Supermarkets rapped over the wrapping

Local | Sophie Hui 12 Jul 2021

Not only is excessive packaging of fruit and vegetables damaging the environment but it also makes it difficult for consumers to check quality, a green group argues.

Greeners Action recruited nine people and sent them to supermarkets 33 times between June 16 and 23 to buy products with plastic packaging.

They ended up buying 276 plastic-packaged items, including 63 holding 52 types of fruit and vegetables.

Also encased in plastic were products including meat and frozen food items, snacks, beverages, seasonings, oil, grains and sanitary products.

A woman, Yan, said a mango she bought came with polyfoam wrap, plastic wrap and then a plastic box.

"The packaging is excessive and pushes up prices," she said.

Several shoppers found undersides of fruit to be rotten after they removed packaging.

But shopper Mui said excessive packaging made it difficult to check products.

"I bought a pack of strawberries but couldn't check whether they were fresh as they had two layers of packaging," she said. "After I removed it I found some strawberries in the center were rotten."

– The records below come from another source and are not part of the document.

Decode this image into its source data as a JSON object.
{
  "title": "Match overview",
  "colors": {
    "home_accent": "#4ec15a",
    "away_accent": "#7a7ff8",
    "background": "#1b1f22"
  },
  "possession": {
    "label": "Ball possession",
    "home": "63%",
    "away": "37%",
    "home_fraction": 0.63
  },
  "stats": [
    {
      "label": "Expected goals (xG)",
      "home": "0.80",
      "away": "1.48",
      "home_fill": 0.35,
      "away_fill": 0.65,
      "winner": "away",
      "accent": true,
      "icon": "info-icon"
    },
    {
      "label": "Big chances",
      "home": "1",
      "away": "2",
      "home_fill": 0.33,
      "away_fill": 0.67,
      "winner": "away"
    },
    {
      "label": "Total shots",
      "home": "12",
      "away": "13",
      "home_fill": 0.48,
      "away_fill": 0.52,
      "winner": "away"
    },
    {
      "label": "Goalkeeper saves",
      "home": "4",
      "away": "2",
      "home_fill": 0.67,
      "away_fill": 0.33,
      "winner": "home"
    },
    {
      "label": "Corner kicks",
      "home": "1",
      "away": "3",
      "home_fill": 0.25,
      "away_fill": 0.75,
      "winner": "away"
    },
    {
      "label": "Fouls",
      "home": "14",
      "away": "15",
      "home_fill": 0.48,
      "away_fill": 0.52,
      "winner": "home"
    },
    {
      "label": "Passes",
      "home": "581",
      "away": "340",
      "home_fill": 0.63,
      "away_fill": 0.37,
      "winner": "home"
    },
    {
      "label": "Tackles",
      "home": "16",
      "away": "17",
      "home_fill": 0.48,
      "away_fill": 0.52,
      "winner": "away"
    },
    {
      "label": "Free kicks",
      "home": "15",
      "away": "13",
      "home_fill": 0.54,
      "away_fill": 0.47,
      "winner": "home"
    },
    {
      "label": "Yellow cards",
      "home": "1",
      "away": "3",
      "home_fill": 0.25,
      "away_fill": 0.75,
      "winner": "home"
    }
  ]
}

Some customers also believe supermarkets use more packaging to bundle products before they spoil.

A woman, Lau, said she wanted to buy one tomato in a supermarket but could only find quantities in packaging.

She also tried to buy a green pepper for juice "but all I could find in the supermarket were green, yellow and red peppers bundled together."

Some customers also found foam particles on vegetables and worried they could have ingested some previously.

Greeners Action executive director Angus Ho Hon-wai said the overpackaging hinders consumer choice.

Supermarkets, he said, use disposable packaging materials "to make products look posher, but it is actually product bundling, making customers buy more and pay more and causing waste."

He said the SAR's two largest chains - Wellcome and ParknShop - should bear responsibility for environmental protection, which could include setting up zones for products without plastic wrapping and reducing overpackaged fruit and vegetables.